Emanuele Coccia suggerisce che “chiamiamo deserto ciò che si abbandona”; secondo alcuni la parola deserto, in latino desertum, deriva infatti dal verbo deserere che significa abbandonare. Deserere, a sua volta, è composto da de, con valore negativo, e serere (legare) quindi non più legato e quindi, in definitiva, libero. Percorrendo rotte che si snodano tra oasi e isole la ricognizione sui deserti si è estesa geograficamente per mostrare che i DESERTI•TASCABILI sono infiniti e, a volte, straordinariamente più vicini di quanto non s’immagini. Il deserto è soprattutto lo spazio che più di tutti riesce a farci percepire l’idea d’infinito, come nella descrizione del Sahara di Simone de Beauvoir in ogni deserto c’è infatti “uno spettacolo vivo come il mare: (…) dalla sabbia alla roccia, i materiali variavano tanto quanto le sfumature; sinuose o taglienti, le loro forme modulano all’infinito”.
DESERTI•TASCABILI
è un gruppo di ricerca indipendente costituito da:
.: Marco Scarpinato (coordinatore)
Architetto, Ph.D., Chercher associé ER ArMC\ED.SIA – ENAU de Tunis\Université de Carthage.

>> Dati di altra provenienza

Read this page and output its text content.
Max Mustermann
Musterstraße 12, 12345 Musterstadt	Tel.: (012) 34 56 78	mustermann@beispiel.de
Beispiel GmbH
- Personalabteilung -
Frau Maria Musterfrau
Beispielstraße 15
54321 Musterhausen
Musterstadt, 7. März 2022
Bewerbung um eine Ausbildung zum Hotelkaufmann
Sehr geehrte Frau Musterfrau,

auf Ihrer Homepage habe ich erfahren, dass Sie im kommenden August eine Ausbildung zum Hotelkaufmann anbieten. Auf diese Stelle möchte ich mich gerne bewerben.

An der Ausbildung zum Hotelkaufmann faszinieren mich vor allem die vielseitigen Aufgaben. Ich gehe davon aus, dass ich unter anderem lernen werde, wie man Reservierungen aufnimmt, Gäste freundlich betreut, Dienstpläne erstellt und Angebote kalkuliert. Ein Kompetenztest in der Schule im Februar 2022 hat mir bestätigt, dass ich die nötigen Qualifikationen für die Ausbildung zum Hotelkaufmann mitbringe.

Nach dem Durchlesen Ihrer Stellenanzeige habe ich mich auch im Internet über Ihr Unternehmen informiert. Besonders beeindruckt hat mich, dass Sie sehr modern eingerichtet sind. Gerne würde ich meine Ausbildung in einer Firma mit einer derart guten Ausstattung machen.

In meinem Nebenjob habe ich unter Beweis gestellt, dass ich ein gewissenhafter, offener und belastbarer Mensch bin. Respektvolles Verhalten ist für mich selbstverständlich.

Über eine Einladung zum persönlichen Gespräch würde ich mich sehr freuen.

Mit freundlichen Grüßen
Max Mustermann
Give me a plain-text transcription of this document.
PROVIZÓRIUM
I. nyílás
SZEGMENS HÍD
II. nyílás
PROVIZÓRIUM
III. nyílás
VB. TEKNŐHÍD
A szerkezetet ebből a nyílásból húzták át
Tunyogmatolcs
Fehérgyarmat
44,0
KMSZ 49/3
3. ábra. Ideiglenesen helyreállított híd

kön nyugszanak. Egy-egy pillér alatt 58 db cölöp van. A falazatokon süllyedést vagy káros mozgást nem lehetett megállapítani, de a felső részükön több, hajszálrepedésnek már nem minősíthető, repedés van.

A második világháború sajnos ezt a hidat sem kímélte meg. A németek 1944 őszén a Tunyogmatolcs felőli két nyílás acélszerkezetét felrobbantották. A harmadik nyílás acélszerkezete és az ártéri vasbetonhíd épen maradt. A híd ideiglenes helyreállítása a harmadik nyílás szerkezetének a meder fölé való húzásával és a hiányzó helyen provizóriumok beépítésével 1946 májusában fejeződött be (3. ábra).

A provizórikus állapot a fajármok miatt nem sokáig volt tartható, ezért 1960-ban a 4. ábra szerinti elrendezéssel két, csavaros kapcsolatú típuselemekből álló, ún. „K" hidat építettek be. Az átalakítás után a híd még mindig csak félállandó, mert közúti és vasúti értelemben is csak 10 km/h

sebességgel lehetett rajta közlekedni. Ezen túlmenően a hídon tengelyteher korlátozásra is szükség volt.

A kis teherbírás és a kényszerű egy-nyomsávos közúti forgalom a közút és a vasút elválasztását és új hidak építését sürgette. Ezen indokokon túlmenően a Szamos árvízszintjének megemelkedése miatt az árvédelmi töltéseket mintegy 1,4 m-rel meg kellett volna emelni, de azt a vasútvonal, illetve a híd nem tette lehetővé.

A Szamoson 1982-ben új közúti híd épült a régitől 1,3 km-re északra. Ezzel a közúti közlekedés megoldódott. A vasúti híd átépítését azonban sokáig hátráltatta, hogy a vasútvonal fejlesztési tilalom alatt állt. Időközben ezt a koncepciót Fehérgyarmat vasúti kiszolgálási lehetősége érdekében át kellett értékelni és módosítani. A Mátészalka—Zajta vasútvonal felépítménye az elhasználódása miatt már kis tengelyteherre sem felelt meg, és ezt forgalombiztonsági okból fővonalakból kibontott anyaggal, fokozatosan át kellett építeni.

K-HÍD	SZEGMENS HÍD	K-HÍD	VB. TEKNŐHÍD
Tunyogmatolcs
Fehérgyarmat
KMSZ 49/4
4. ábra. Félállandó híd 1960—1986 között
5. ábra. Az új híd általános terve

Masterclass nel 1998 Water as a phenomenal lens Coordinatore Steven Holl al Berlage Institute Amsterdam; InDeSem alla T.U. Delft; dal 2004 al 2012 ha lavorato con Herman Hertzberger (Roma, Padova, Le Mans e Madrid).
.: Fanny Bouquerel
Ph.D. Professeur associée à l’Institut d’Études Européennes Université Paris 8; membre du Cresppa-LabTop; expert en Politiques culturelles en Europe et en Méditerranée –
expert du programme européen MED Culture.
.: Lucia Pierro
Architetto; Master in Recupero Ambientale a RomaTre; Ph.D. al PoliMi; si è specializzata in progettazione architettonica con Grafton Architects a Dublino e nel 2009 con Henning Larsen Architects a Copenaghen; è fondatrice e associata di AutonomeForme.Architettura.